A vida num momento

Procurou refugiar-se por uns dias no seu recanto de eleição.
A decisão tomada em cima da hora apenas lhe permitiu atafulhar um pequeno saco de viagem com roupas escolhidas ao acaso numa lógica matemática que não tinha a certeza de estar correcta. Calculou que ficaria apenas três dias, no máximo cinco, fora e a multiplicação permitiu-lhe seleccionar rapidamente roupa interior, t-shirts, alguns calções de banho e um par de calças. Já em viagem percebeu que talvez a Primavera instável o surpreendesse com dias menos agradáveis o que poria em causa a lógica primária utilizada para preparar a roupa. Relegou para segundo plano as preocupações que o assistiam, desligou o telemóvel e seguiu em velocidade cruzeiro rumo a sul.

Sem alojamento reservado, com destino tão vago quanto é uma cidade à beira-mar apinhada de alojamentos variados, a sua mente esvaziava-se por completo e a viagem decorria com a monotonia habitual das viagens solitárias. Os olhos semi-cerrados, num estado catatónico acelerava a velocidades censuradas pelo código da estrada absolutamente concentrado no nada. A fuga prossegiu sem interrupções ou arrependimentos.

Após um par de horas alcançava o destino, localidade amada por si que representava um sonho e um local de refúgio a que recorria frequentemente. O sol quase beijava o mar salgado na linha de horizonte, sentia o fervilhar das águas, que agitadas se manchavam com a cor cálida do astro-rei. Abriu os vidros e sentiu o aroma familiar, o doce aroma que normalmente o fazia recuperar miraculosamente as energias perdidas. Desta feita a sensação de renascimento pouco se fez sentir. Percebeu naquele momento que era grave. Afundou-se por demasiado tempo sem ter reacção, estava agora mais em baixo do que alguma vez estivera e nem mesmo a terapia habitual lhe permitiria recuperar rapidamente.
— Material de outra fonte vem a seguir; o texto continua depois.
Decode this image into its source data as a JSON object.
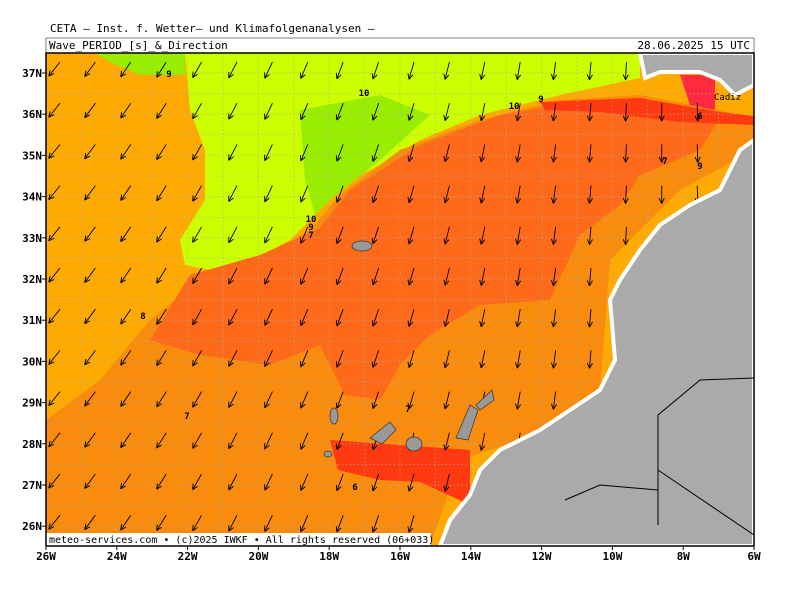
{
  "header": {
    "title": "CETA — Inst. f. Wetter— und Klimafolgenanalysen —",
    "product": "Wave_PERIOD_[s]_&_Direction",
    "valid": "28.06.2025 15 UTC"
  },
  "axes": {
    "lon": [
      "26W",
      "24W",
      "22W",
      "20W",
      "18W",
      "16W",
      "14W",
      "12W",
      "10W",
      "8W",
      "6W"
    ],
    "lat": [
      "37N",
      "36N",
      "35N",
      "34N",
      "33N",
      "32N",
      "31N",
      "30N",
      "29N",
      "28N",
      "27N",
      "26N"
    ]
  },
  "contour_labels": [
    "9",
    "10",
    "10",
    "9",
    "6",
    "7",
    "9",
    "10",
    "9",
    "7",
    "8",
    "7",
    "7",
    "6"
  ],
  "place": "Cadiz",
  "footer": "meteo-services.com • (c)2025 IWKF • All rights reserved (06+033)"
}
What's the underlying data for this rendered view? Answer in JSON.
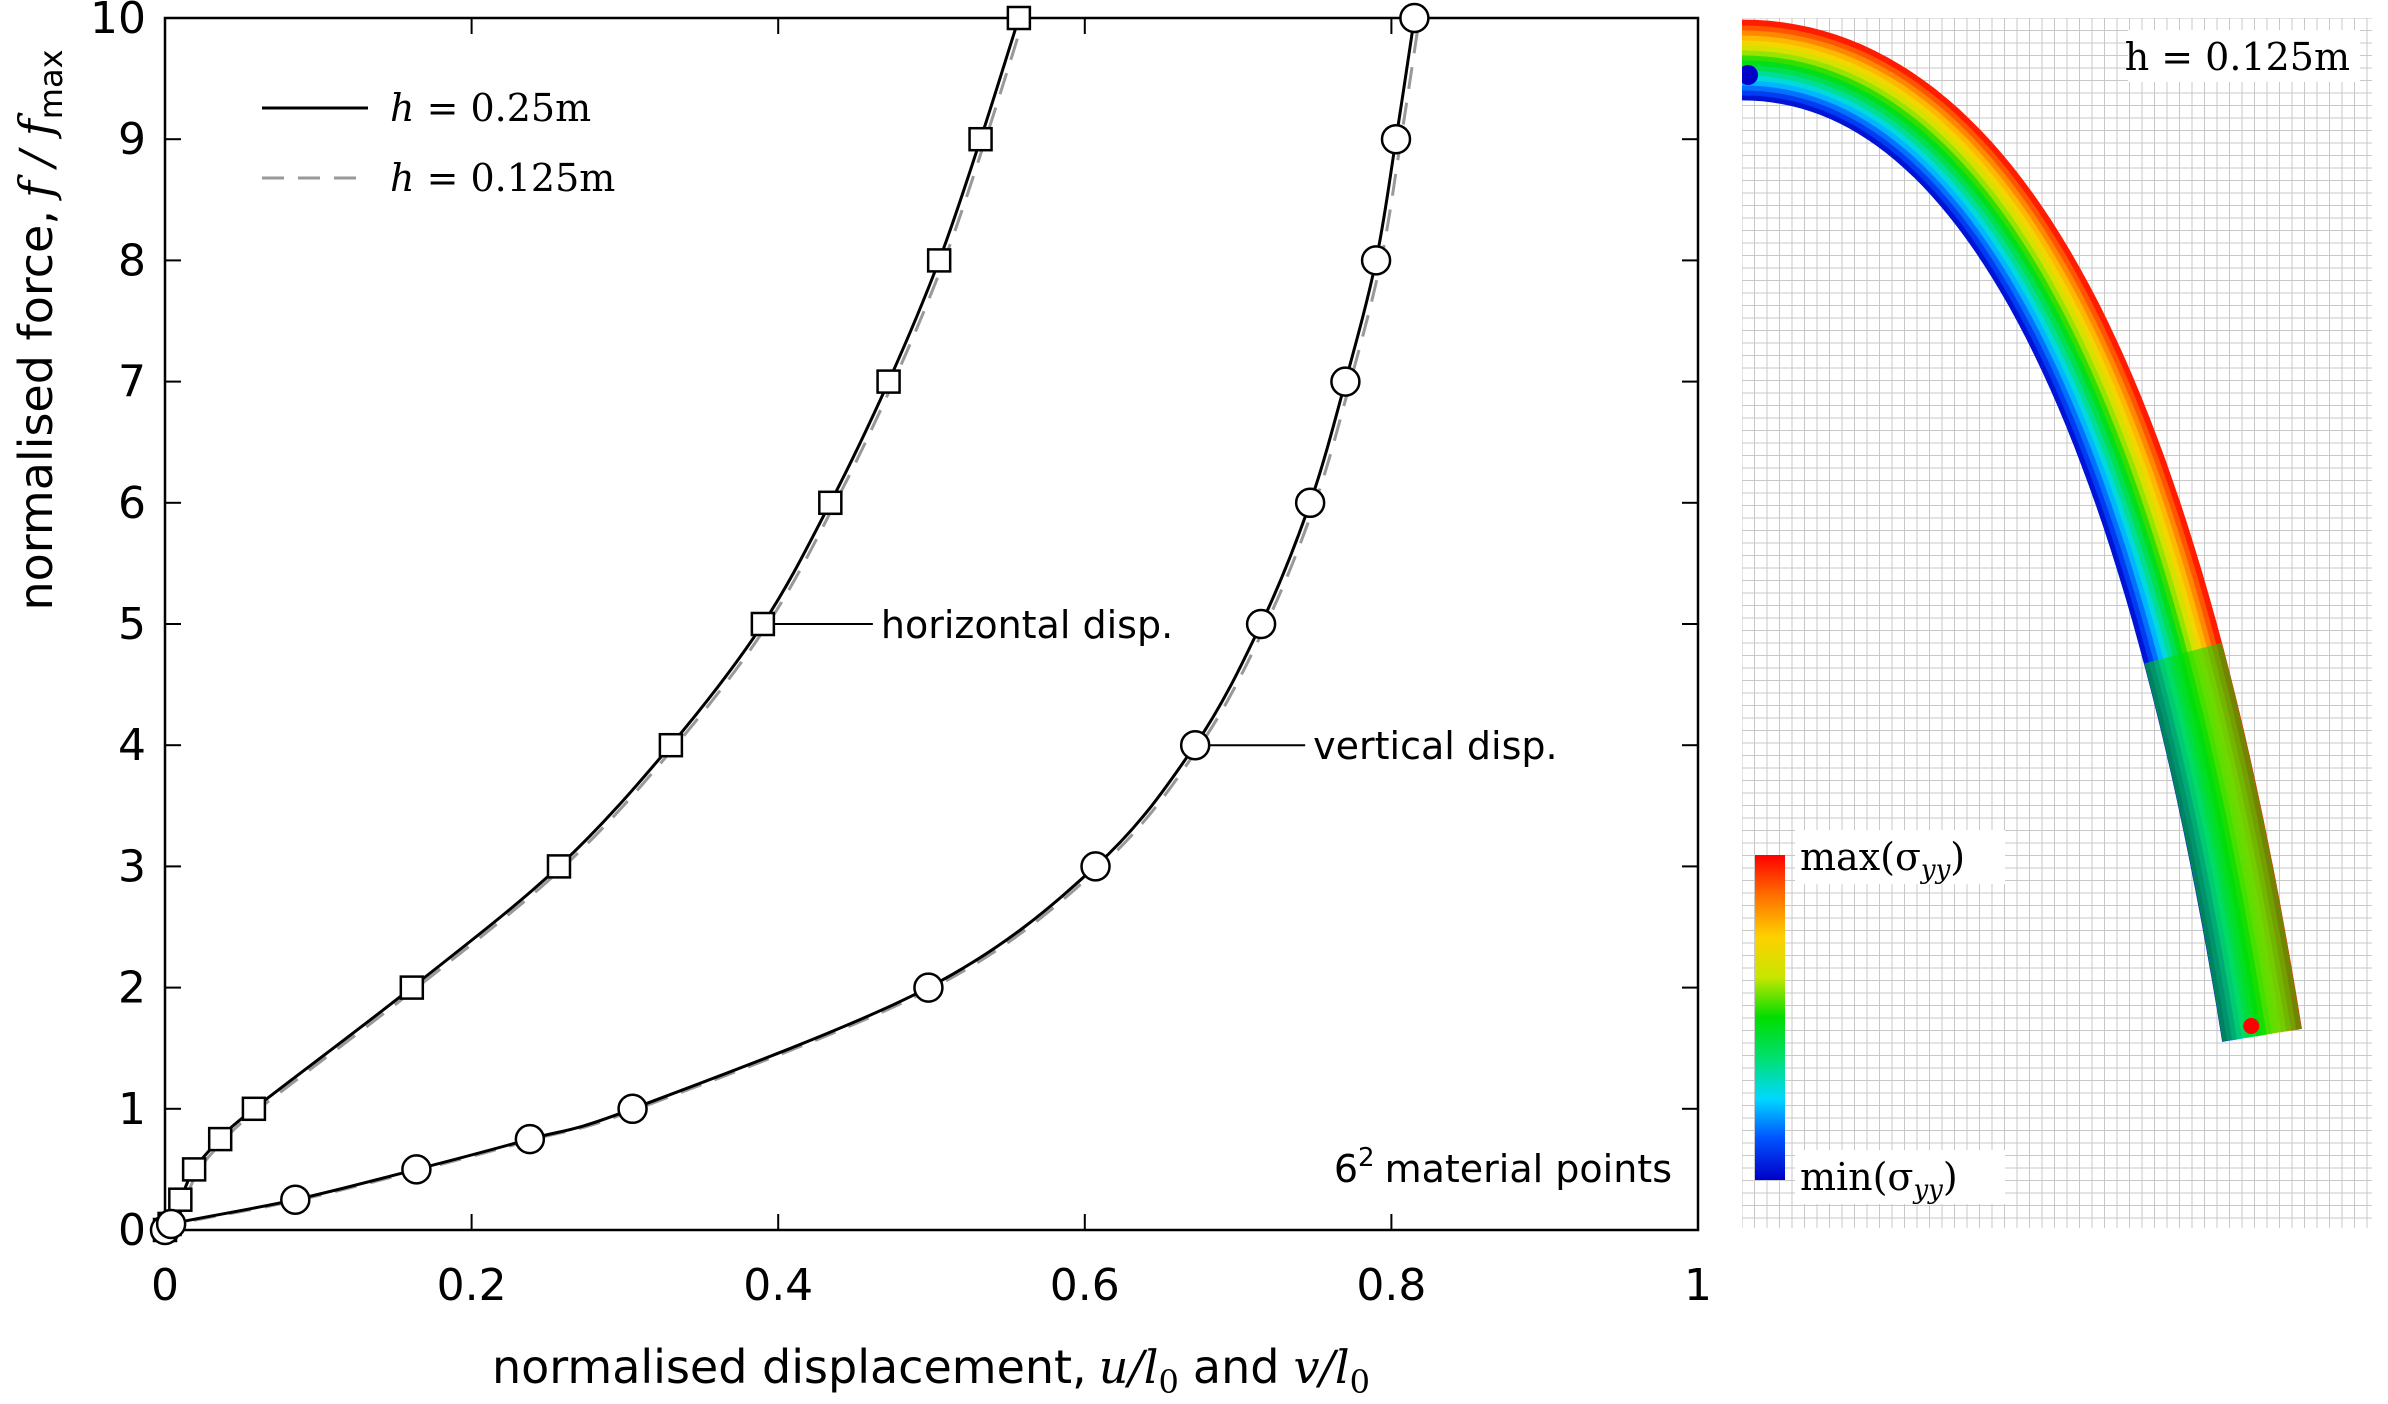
{
  "chart_data": [
    {
      "type": "line",
      "xlabel_text": "normalised displacement,",
      "xlabel_math": "u/l",
      "xlabel_sub": "0",
      "xlabel_and": "and",
      "xlabel_math2": "v/l",
      "xlabel_sub2": "0",
      "ylabel_text": "normalised force,",
      "ylabel_math": "f / f",
      "ylabel_sub": "max",
      "xlim": [
        0,
        1
      ],
      "ylim": [
        0,
        10
      ],
      "xticks": [
        0,
        0.2,
        0.4,
        0.6,
        0.8,
        1
      ],
      "xtick_labels": [
        "0",
        "0.2",
        "0.4",
        "0.6",
        "0.8",
        "1"
      ],
      "yticks": [
        0,
        1,
        2,
        3,
        4,
        5,
        6,
        7,
        8,
        9,
        10
      ],
      "ytick_labels": [
        "0",
        "1",
        "2",
        "3",
        "4",
        "5",
        "6",
        "7",
        "8",
        "9",
        "10"
      ],
      "grid": false,
      "legend": {
        "placement": "top-left",
        "entries": [
          {
            "label": "h = 0.25m",
            "style": "solid",
            "color": "#000000"
          },
          {
            "label": "h = 0.125m",
            "style": "dashed",
            "color": "#999999"
          }
        ]
      },
      "series": [
        {
          "marker": "square",
          "annotation": "horizontal disp.",
          "annotation_at": [
            0.39,
            5
          ],
          "x": [
            0,
            0.003,
            0.01,
            0.019,
            0.036,
            0.058,
            0.161,
            0.257,
            0.33,
            0.39,
            0.434,
            0.472,
            0.505,
            0.532,
            0.557
          ],
          "y": [
            0,
            0.05,
            0.25,
            0.5,
            0.75,
            1,
            2,
            3,
            4,
            5,
            6,
            7,
            8,
            9,
            10
          ]
        },
        {
          "marker": "circle",
          "annotation": "vertical disp.",
          "annotation_at": [
            0.672,
            4
          ],
          "x": [
            0,
            0.004,
            0.085,
            0.164,
            0.238,
            0.305,
            0.498,
            0.607,
            0.672,
            0.715,
            0.747,
            0.77,
            0.79,
            0.803,
            0.815
          ],
          "y": [
            0,
            0.05,
            0.25,
            0.5,
            0.75,
            1,
            2,
            3,
            4,
            5,
            6,
            7,
            8,
            9,
            10
          ]
        }
      ],
      "annotation_corner": {
        "base": "6",
        "sup": "2",
        "text": "material points"
      }
    },
    {
      "type": "heatmap",
      "label": "h = 0.125m",
      "colorbar_max": "max(σ",
      "colorbar_min": "min(σ",
      "colorbar_sub": "yy",
      "colormap": [
        "#0000c8",
        "#0050ff",
        "#00d8ff",
        "#00e070",
        "#00dd00",
        "#c8e600",
        "#ffd000",
        "#ff7000",
        "#ff0000"
      ]
    }
  ]
}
Antes de procurar um alojamento atravessou a cidade e dirigiu-se às falésias. Aí poderia testar em definitivo o poder regenerador daquele local. Chegou e o sol parcialmente oculto pela ondulação desenhava um ambiente próprio para a reflexão. Propositadamente ou não o cenário estava criado. Aproximou-se do precipício com cuidado e sentou-se numa pequena pedra de equilíbrio aparentemente instável. Assim ficou, olhando o horizonte. Em seu redor planavam gaivotas recolhendo a terra e adivinhando tempestade.
A banda sonora era composta pelo som da ondulação que explodia em espuma no seu eterno confronto com a rocha e ecoava na falésia, pelo esporádico pipilar das gaivotas e pela brisa, normalmente forte naquele local, que assobiava na vegetação e nas perfurações esculpidas pelo mar.

Procurava respostas para dúvidas que não tinha a certeza de ter. Procurava soluções para problemas que sabia que não deveria ter. Encostou a testa aos joelhos, aninhou-se numa posição de pranto e alimentou um mar que é certo e sabido sempre foi alimentado pelas lágrimas dos que nele procuram consolo.
O céu coloriu-se daquele azul petróleo, azul quase noite, com a luminosidade suficiente para que pudesse regressar em segurança ao carro. Sentiu-se mais leve, mais aliviado e ergueu-se para seguir o trilho de volta.

No primeiro passo a pedra que lhe serviu de apoio cedeu e a perna de apoio fugiu-lhe descontroladamente. Fugiu-lhe como lhe fugiu a vida, como ele próprio fugiu da vida. Caiu desamparado sobre a terra alaranjada e dura. A pancada provocou-lhe uma dor aguda que ignorou de imediato ao sentir-se escorregar pela falésia. Esticou a mão agarrando-se à pedra que agora se soltava e o deixava sem apoio, sem apoio como conhecidos e amigos o deixaram. Tentou fincar os dedos na terra que de tão assente não lhe permitia abrir fendas onde se segurar. Desesperado sentia-se puxado num movimento que não conseguia impedir.
No curto tempo que durou o vôo resumiu a sua vida aquele momento. Percebeu que tinha sido um enorme acidente, que todos os apoios que tivera cederam ao seu peso e que o fim, inevitável e certo, traria a mais elementar justiça à sua existência. Por fim uma pancada seca ecou da rocha banhada pela espuma salgada, de um corpo que já não resistia, habitado por uma alma que já não lutava.